LanX has asked for the wisdom of the Perl Monks concerning the following question:

UPDATE never mind, couldn't reproduce the problem at home, uri_escape_utf8() works like documented. Seems to be due to problems at work.

Hi

I'm trying to process unicode-strings in the same way in JS and Perl.

According to URI::Escape

Note: JavaScript has a function called escape() that produces the sequence "%uXXXX" for chars in the 256 .. 65535 range. This function has really nothing to do with URI escaping but some folks got confused since it "does the right thing" in the 0 .. 255 range. Because of this you sometimes see "URIs" with these kind of escapes. The JavaScript encodeURIComponent() function is similar to uri_escape_utf8().

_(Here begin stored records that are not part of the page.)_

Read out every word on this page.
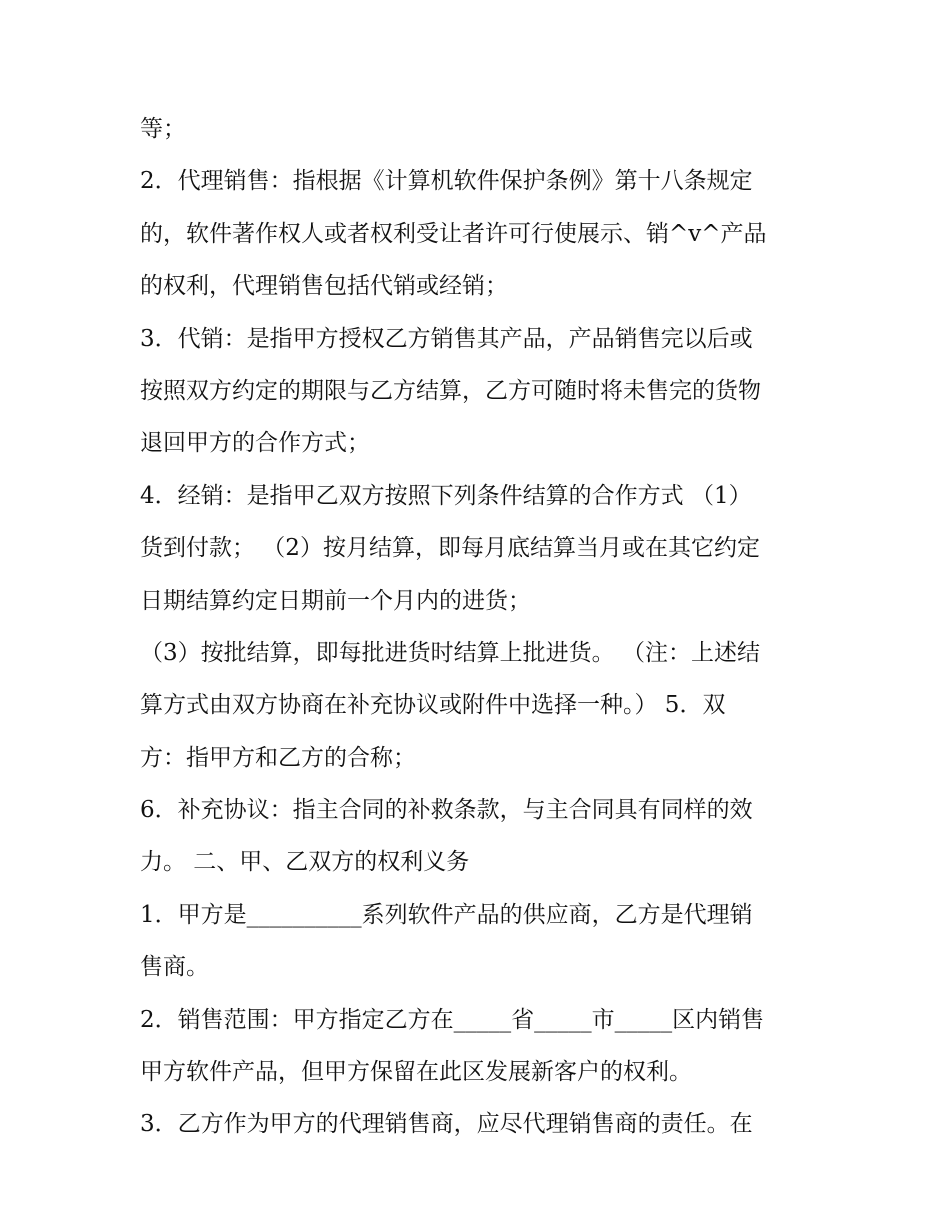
等；
2．代理销售：指根据《计算机软件保护条例》第十八条规定
的，软件著作权人或者权利受让者许可行使展示、销^v^产品
的权利，代理销售包括代销或经销；
3．代销：是指甲方授权乙方销售其产品，产品销售完以后或
按照双方约定的期限与乙方结算，乙方可随时将未售完的货物
退回甲方的合作方式；
4．经销：是指甲乙双方按照下列条件结算的合作方式 （1）
货到付款； （2）按月结算，即每月底结算当月或在其它约定
日期结算约定日期前一个月内的进货；
（3）按批结算，即每批进货时结算上批进货。 （注：上述结
算方式由双方协商在补充协议或附件中选择一种。） 5．双
方：指甲方和乙方的合称；
6．补充协议：指主合同的补救条款，与主合同具有同样的效
力。 二、甲、乙双方的权利义务
1．甲方是__________系列软件产品的供应商，乙方是代理销
售商。
2．销售范围：甲方指定乙方在_____省_____市_____区内销售
甲方软件产品，但甲方保留在此区发展新客户的权利。
3．乙方作为甲方的代理销售商，应尽代理销售商的责任。在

But my tests show that this might be wrong, encodeURIComponent() produces rather the same like &uri_escape.

JS:

[19:05:09.782] encodeURIComponent("ダニエル") [19:05:09.789] "%E3%83%80%E3%83%8B%E3%82%A8%E3%83%AB"

Perl:

DB<48> p uri_escape("&#12480;&#12491;&#12456;&#12523;") %E3%83%80%E3%83%8B%E3%82%A8%E3%83%AB DB<49> p uri_escape_utf8("&#12480;&#12491;&#12456;&#12523;") %C3%A3%C2%83%C2%80%C3%A3%C2%83%C2%8B%C3%A3%C2%82%C2%A8%C3%A3%C2%83%C2% +AB

Am I missing something or is that a bug in the documentation?

Cheers Rolf

PS: seems like the monastery doesn't like 3 Byte Unicodes, those characters were from a Japanese page.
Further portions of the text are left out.